Use a zip-lock bag or any other waterproof one. Before you go back to room temperature, place the camera in it and take it inside like this.
Leave the whole package for a while to keep the condensation on the outside of the bag.
12. Buy a Rain Cover to Protect Your Camera
Snow is not so different from rain. It is water too, just in a different form. But when it gets to your camera, it can soak it just as rain would.
If you are shooting during snowfall, we recommend using a rain cover.
We advise you to opt for the Powerextra Professional Waterproof Camera Rain Cover.
13. Stock Up on Microfiber Cloths and Extra Batteries
Cold winter weather can result in a lot of moist getting on and into your camera. It’s a necessity to have microfiber cloths with you when shooting snow photos.
Use these to clean your lens and camera body regularly. They won’t scratch your gear, so you can clean it gently.
If moist sits on your camera, it can freeze to a thin layer of ice and you definitely don’t want that.
Not to mention the lens fungus it can cause if it gets inside.
Also, cold weather makes your batteries run out quickly. Always keep at least one extra in your pocket. If possible, place it close to your body to keep it warm.

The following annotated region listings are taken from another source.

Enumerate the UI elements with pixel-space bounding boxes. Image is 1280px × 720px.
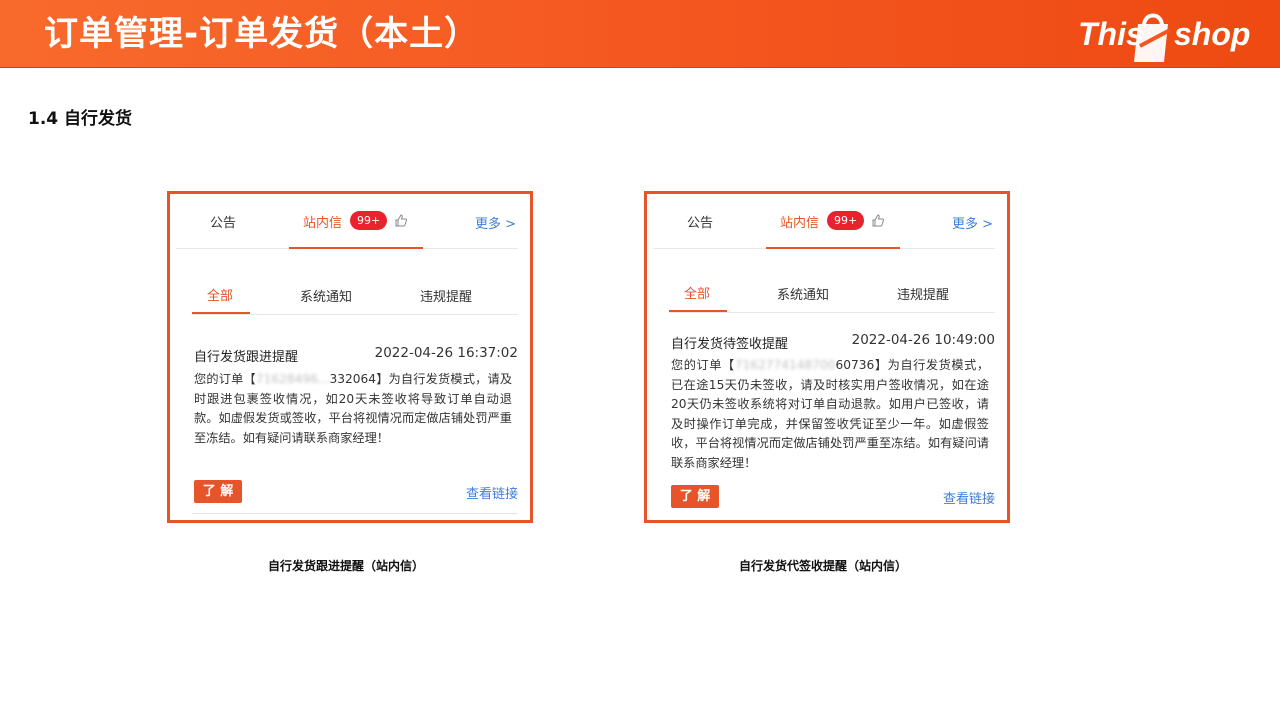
order-id-tail: 332064 xyxy=(329,372,377,386)
logo-text-shop: shop xyxy=(1174,16,1251,52)
subtab-violation[interactable]: 违规提醒 xyxy=(420,286,472,305)
tab-inbox[interactable]: 站内信 99+ xyxy=(289,194,423,249)
view-link[interactable]: 查看链接 xyxy=(466,483,518,502)
subtab-system[interactable]: 系统通知 xyxy=(300,286,352,305)
sub-tabs: 全部 系统通知 违规提醒 xyxy=(192,276,518,315)
top-tabs: 公告 站内信 99+ 更多 > xyxy=(176,194,518,249)
subtab-violation[interactable]: 违规提醒 xyxy=(897,284,949,303)
sub-tabs: 全部 系统通知 违规提醒 xyxy=(669,274,995,313)
tab-inbox-label: 站内信 xyxy=(780,216,820,231)
tab-inbox[interactable]: 站内信 99+ xyxy=(766,194,900,249)
message-body: 您的订单【71628496...332064】为自行发货模式，请及时跟进包裹签收… xyxy=(194,370,512,448)
view-link[interactable]: 查看链接 xyxy=(943,488,995,507)
order-id-blurred: 7162774148700 xyxy=(734,358,836,372)
shopping-bag-icon xyxy=(1134,13,1171,62)
more-link[interactable]: 更多 > xyxy=(475,213,516,232)
header-banner: 订单管理-订单发货（本土） This shop xyxy=(0,0,1280,68)
tab-notice[interactable]: 公告 xyxy=(210,212,236,231)
order-id-blurred: 71628496... xyxy=(255,372,330,386)
tab-inbox-label: 站内信 xyxy=(303,216,343,231)
tab-notice[interactable]: 公告 xyxy=(687,212,713,231)
caption-follow-up: 自行发货跟进提醒（站内信） xyxy=(268,559,425,573)
message-time: 2022-04-26 16:37:02 xyxy=(374,345,518,361)
thumbs-up-icon xyxy=(395,214,407,227)
message-title: 自行发货跟进提醒 xyxy=(194,350,299,365)
message-title: 自行发货待签收提醒 xyxy=(671,337,789,352)
more-link[interactable]: 更多 > xyxy=(952,213,993,232)
divider xyxy=(192,513,518,514)
order-id-tail: 60736 xyxy=(835,358,875,372)
subtab-system[interactable]: 系统通知 xyxy=(777,284,829,303)
section-heading: 1.4 自行发货 xyxy=(28,109,133,129)
body-suffix: 】为自行发货模式，已在途15天仍未签收，请及时核实用户签收情况，如在途20天仍未… xyxy=(671,358,990,470)
unread-badge: 99+ xyxy=(827,211,865,230)
body-prefix: 您的订单【 xyxy=(194,372,256,386)
top-tabs: 公告 站内信 99+ 更多 > xyxy=(653,194,995,249)
thumbs-up-icon xyxy=(872,214,884,227)
learn-button[interactable]: 了 解 xyxy=(194,480,242,503)
message-body: 您的订单【716277414870060736】为自行发货模式，已在途15天仍未… xyxy=(671,356,989,473)
caption-pending-signature: 自行发货代签收提醒（站内信） xyxy=(739,559,908,573)
subtab-all-label: 全部 xyxy=(684,287,711,302)
subtab-all-label: 全部 xyxy=(207,289,234,304)
body-prefix: 您的订单【 xyxy=(671,358,735,372)
message-time: 2022-04-26 10:49:00 xyxy=(851,332,995,348)
message-card-follow-up: 公告 站内信 99+ 更多 > 全部 系统通知 违规提醒 自行发货跟进提醒 20… xyxy=(167,191,533,523)
learn-button[interactable]: 了 解 xyxy=(671,485,719,508)
message-card-pending-signature: 公告 站内信 99+ 更多 > 全部 系统通知 违规提醒 自行发货待签收提醒 2… xyxy=(644,191,1010,523)
thisshop-logo: This shop xyxy=(1078,6,1268,62)
unread-badge: 99+ xyxy=(350,211,388,230)
subtab-all[interactable]: 全部 xyxy=(192,276,250,314)
subtab-all[interactable]: 全部 xyxy=(669,274,727,312)
page-title: 订单管理-订单发货（本土） xyxy=(44,14,480,54)
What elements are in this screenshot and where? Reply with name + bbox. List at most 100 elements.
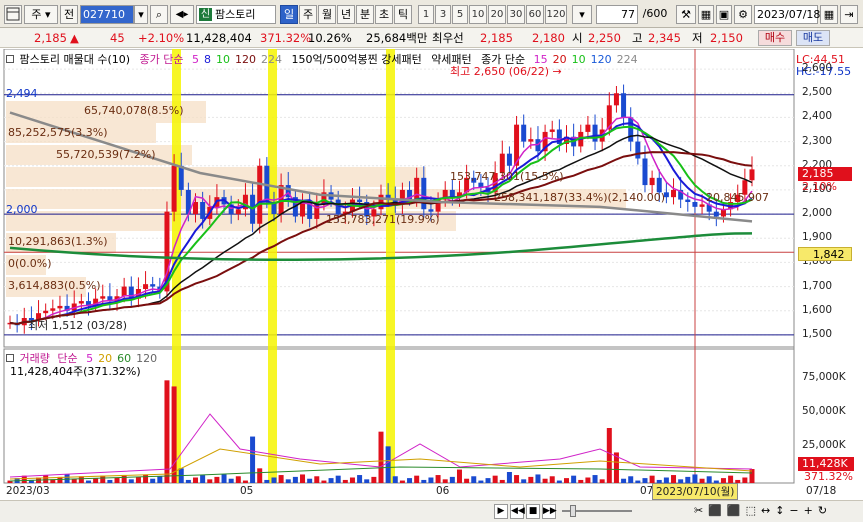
chart-type-icon[interactable] <box>4 5 22 24</box>
scroll-right-button[interactable]: ▶ <box>494 504 508 519</box>
expand-icon[interactable]: ⇥ <box>840 5 858 24</box>
candle-body-89 <box>642 158 648 186</box>
volume-bar-16 <box>121 475 127 483</box>
volume-bar-35 <box>257 468 263 483</box>
chart-tools-icon[interactable]: ⚒ <box>676 5 696 24</box>
volume-current-marker: 11,428K <box>798 457 854 471</box>
minute-dropdown[interactable]: ▾ <box>572 5 592 24</box>
period-tab-5[interactable]: 초 <box>375 5 393 24</box>
legend-settings-icon[interactable] <box>6 55 14 63</box>
cursor-date: 2023/07/10(월) <box>652 483 739 500</box>
minute-tab-120[interactable]: 120 <box>545 5 567 24</box>
sell-button[interactable]: 매도 <box>796 30 830 46</box>
period-tab-6[interactable]: 틱 <box>394 5 412 24</box>
display-count: 77 <box>621 8 635 21</box>
volume-bar-67 <box>485 478 491 483</box>
legend-title: 팜스토리 매물대 수(10) <box>19 53 131 66</box>
chart-area[interactable]: 팜스토리 매물대 수(10) 종가 단순 5 8 10 120 224 150억/500… <box>0 49 863 522</box>
price-change-pct: +2.10% <box>138 31 185 45</box>
candle-body-7 <box>57 305 63 309</box>
candle-body-49 <box>357 199 363 202</box>
best-quote-label: 최우선 <box>432 31 464 45</box>
open-label: 시 <box>572 31 583 45</box>
candle-body-58 <box>421 177 427 210</box>
volume-current-pct: 371.32% <box>804 470 853 483</box>
volume-bar-48 <box>349 477 355 483</box>
vp-label-5: 258,341,187(33.4%)(2,140.00) <box>494 191 666 204</box>
minute-tab-20[interactable]: 20 <box>488 5 506 24</box>
volume-ma-period-0: 5 <box>86 352 94 365</box>
candle-body-32 <box>235 209 241 215</box>
display-count-input[interactable]: 77 <box>596 5 638 24</box>
gear-icon[interactable]: ⚙ <box>734 5 752 24</box>
volume-bar-88 <box>635 480 641 483</box>
minute-tab-30[interactable]: 30 <box>507 5 525 24</box>
scroll-last-button[interactable]: ▶▶ <box>542 504 557 519</box>
volume-bar-25 <box>185 479 191 483</box>
vp-label-3: 55,720,539(7.2%) <box>56 148 156 161</box>
market-select[interactable]: 전 <box>60 5 78 24</box>
period-type-select[interactable]: 주 ▾ <box>24 5 58 24</box>
minute-tab-1[interactable]: 1 <box>418 5 434 24</box>
high-annotation: 최고 2,650 (06/22) → <box>450 65 562 78</box>
minute-tab-3[interactable]: 3 <box>435 5 451 24</box>
volume-bar-50 <box>364 479 370 483</box>
candle-body-57 <box>414 177 420 200</box>
count-total: /600 <box>642 7 668 20</box>
candle-body-59 <box>428 209 434 212</box>
minute-tab-5[interactable]: 5 <box>452 5 468 24</box>
candle-body-10 <box>78 301 84 304</box>
volume-bar-55 <box>399 480 405 483</box>
minute-tab-60[interactable]: 60 <box>526 5 544 24</box>
candle-body-5 <box>43 310 49 314</box>
grid-icon[interactable]: ▦ <box>698 5 714 24</box>
volume-bar-75 <box>542 478 548 483</box>
volume-bar-38 <box>278 475 284 483</box>
volume-bar-76 <box>549 476 555 483</box>
period-tab-2[interactable]: 월 <box>318 5 336 24</box>
volume-bar-26 <box>193 477 198 483</box>
date-label-3: 06 <box>436 485 450 497</box>
sound-icon[interactable]: ◀▸ <box>170 5 194 24</box>
zoom-slider-handle[interactable] <box>570 505 576 517</box>
stock-code-input[interactable]: 027710 <box>80 5 134 24</box>
date-label-2: 05 <box>240 485 254 497</box>
date-input[interactable]: 2023/07/18 <box>754 5 820 24</box>
buy-button[interactable]: 매수 <box>758 30 792 46</box>
stock-name-field[interactable]: 신 팜스토리 <box>196 5 276 24</box>
price-chart-svg[interactable] <box>0 49 863 522</box>
minute-tab-10[interactable]: 10 <box>469 5 487 24</box>
period-tab-4[interactable]: 분 <box>356 5 374 24</box>
bottom-scrollbar[interactable]: ▶ ◀◀ ■ ▶▶ ✂⬛⬛⬚↔↕−+↻ <box>0 500 863 522</box>
volume-bar-68 <box>492 475 498 483</box>
period-tab-1[interactable]: 주 <box>299 5 317 24</box>
vp-label-6: 153,783,271(19.9%) <box>326 213 440 226</box>
trade-volume: 11,428,404 <box>186 31 252 45</box>
candle-body-86 <box>621 93 627 118</box>
zoom-tools[interactable]: ✂⬛⬛⬚↔↕−+↻ <box>694 504 832 517</box>
volume-bar-79 <box>571 475 577 483</box>
period-tab-0[interactable]: 일 <box>280 5 298 24</box>
vp-label-4: 153,747,301(15.5%) <box>450 170 564 183</box>
candle-body-20 <box>150 284 156 287</box>
period-tab-3[interactable]: 년 <box>337 5 355 24</box>
volume-bar-20 <box>150 478 156 483</box>
ref-price-tag: 1,842 <box>813 248 845 261</box>
code-dropdown-button[interactable]: ▾ <box>134 5 148 24</box>
volume-ma-label: 단순 <box>57 352 78 365</box>
volume-bar-66 <box>478 480 484 483</box>
volume-bar-33 <box>242 480 248 483</box>
save-icon[interactable]: ▣ <box>716 5 732 24</box>
candle-body-41 <box>300 202 306 217</box>
search-icon[interactable]: ⌕ <box>150 5 168 24</box>
high-label: 고 <box>632 31 643 45</box>
volume-bar-18 <box>135 476 141 483</box>
volume-ma-period-1: 20 <box>98 352 113 365</box>
calendar-icon[interactable]: ▦ <box>820 5 838 24</box>
scroll-stop-button[interactable]: ■ <box>526 504 540 519</box>
volume-bar-32 <box>235 476 241 483</box>
volume-settings-icon[interactable] <box>6 354 14 362</box>
scroll-first-button[interactable]: ◀◀ <box>510 504 525 519</box>
legend-ma-period-1: 8 <box>204 53 212 66</box>
volume-bar-57 <box>414 475 420 483</box>
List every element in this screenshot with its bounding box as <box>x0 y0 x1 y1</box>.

14. Don’t Let the Weather Stop You
One of the most basic snow photography tips we can give you is to prepare for the weather.
It might sound silly at first, but once you are outside, you’ll see it’s good to have a reminder.
When cold weather hits, we like to stay inside and enjoy room temperature. But don’t let the weather stop you!
In most regions, snow is rare, and it gives a unique sight of the world. Snowy landscape images are rarer than other kinds. Use these periods to shoot outstanding images.
It’s a perfect time for street photography as well. People behave a little differently in the changing environment.
They can struggle with walking in the snow. Or enjoy themselves and build snowmen with children at the most unexpected places. Focus on these out-of-the-common moments and use them to tell stories.
For this, you’ll have to dress in layers to stay warm. Wear a warm coat, a scarf and a hat. Wear gloves that allow you to press the buttons on your camera and use the touchscreen of your phone.
Snow can be really shiny, so in sunny weather, it’s advised to wear sunglasses to prevent snow blindness.
Snow is not an easy-to-capture subject.
It requires some technical preparations, but hopefully, our snow photography tips will help you to master it.
Make sure to prepare yourself and your camera to the weather.
And don’t forget to take your camera bag even for small walks as you might find beauty on every corner!